- Genus: Solanum
- Species: Solanum tuberosum
- Cultivar: 'Irish Lumper'

= Irish Lumper =

Variety of potato

The Irish Lumper is a varietal white potato of historic interest. It has been identified as the variety of potato whose widespread cultivation throughout Ireland, prior to the 1840s, is implicated in the Irish Great Famine in which an estimated one million died.

== Agricultural features ==
The 'Irish Lumper' is noted for its ability to flourish on garden beds that are poor in nutrients, wet-footed, or both. Until the 1840s, it was closely adapted to growing conditions in Ireland, particularly western Ireland. The Department of Agriculture, Fisheries and Food of Ireland noted that the Lumper was a "very old variety, and ... probably well known when first recorded by Dutton (1808) in his Agricultural Survey of County Clare. ... It was described by Andrews (1835) as a 'coarse species' and was recommended by Howden (1837) as stock feed due to its enormous yield."
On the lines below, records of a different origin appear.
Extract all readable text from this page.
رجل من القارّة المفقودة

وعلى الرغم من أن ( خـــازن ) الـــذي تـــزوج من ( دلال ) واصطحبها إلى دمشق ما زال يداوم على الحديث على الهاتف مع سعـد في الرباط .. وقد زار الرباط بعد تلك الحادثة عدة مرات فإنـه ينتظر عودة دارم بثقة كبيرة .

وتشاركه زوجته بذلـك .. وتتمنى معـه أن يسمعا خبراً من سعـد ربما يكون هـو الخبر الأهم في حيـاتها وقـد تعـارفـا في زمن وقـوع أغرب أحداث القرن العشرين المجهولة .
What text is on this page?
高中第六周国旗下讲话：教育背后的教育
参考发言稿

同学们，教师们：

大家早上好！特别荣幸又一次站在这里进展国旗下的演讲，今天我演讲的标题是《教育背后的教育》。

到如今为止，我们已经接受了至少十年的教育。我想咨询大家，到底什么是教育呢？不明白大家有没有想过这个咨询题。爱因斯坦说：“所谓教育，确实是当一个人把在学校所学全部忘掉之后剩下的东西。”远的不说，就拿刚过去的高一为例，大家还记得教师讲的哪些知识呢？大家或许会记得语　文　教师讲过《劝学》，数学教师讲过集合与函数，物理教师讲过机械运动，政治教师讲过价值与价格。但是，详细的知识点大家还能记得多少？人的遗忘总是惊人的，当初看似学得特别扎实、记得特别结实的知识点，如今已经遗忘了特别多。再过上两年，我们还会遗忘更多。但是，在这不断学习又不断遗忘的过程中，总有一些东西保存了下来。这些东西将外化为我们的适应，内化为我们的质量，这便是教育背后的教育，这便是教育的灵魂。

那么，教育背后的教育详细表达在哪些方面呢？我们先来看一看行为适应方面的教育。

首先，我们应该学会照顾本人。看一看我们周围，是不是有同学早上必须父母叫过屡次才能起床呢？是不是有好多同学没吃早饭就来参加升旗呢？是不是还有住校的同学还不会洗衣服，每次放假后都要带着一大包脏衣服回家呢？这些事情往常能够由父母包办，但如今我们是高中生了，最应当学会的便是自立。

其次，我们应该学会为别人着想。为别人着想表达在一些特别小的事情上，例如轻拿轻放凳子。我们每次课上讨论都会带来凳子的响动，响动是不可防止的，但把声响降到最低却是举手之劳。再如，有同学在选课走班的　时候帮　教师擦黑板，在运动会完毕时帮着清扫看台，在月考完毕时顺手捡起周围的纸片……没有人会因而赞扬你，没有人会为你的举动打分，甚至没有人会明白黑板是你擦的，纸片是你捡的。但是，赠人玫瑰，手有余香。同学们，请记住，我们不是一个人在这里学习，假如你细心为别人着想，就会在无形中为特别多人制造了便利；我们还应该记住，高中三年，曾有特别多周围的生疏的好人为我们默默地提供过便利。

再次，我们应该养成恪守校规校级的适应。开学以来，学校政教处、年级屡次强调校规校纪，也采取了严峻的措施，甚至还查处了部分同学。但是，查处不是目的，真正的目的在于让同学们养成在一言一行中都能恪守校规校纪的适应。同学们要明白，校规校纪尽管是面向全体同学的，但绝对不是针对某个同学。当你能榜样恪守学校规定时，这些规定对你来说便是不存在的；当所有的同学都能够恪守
In the 1840s, infestations of Phytophthora infestans devastated a series of potato harvests, leading to widespread famine and emigration. The cumulative effects of both catastrophes, exacerbated by British rule, lowered Ireland's total population by approximately two million, of which approximately one million were fatalities.

After almost disappearing from cultivation, the 'Irish Lumper' was regrown, starting in 2008, by Michael McKillop of County Antrim for harvest sale as an heirloom variety.

== Culinary use ==
The 'Irish Lumper' has been characterized as a "wet, nasty, knobbly old potato". Its texture upon boiling is described as more "waxy" than "floury", indicating a starch content on the lower side of that typical for white potatoes.

== Educational use ==
Schools in Ireland are starting to cultivate the Irish Lumper as a project of historical education. They are cultivated in raised garden beds, in the pattern of the 1840s.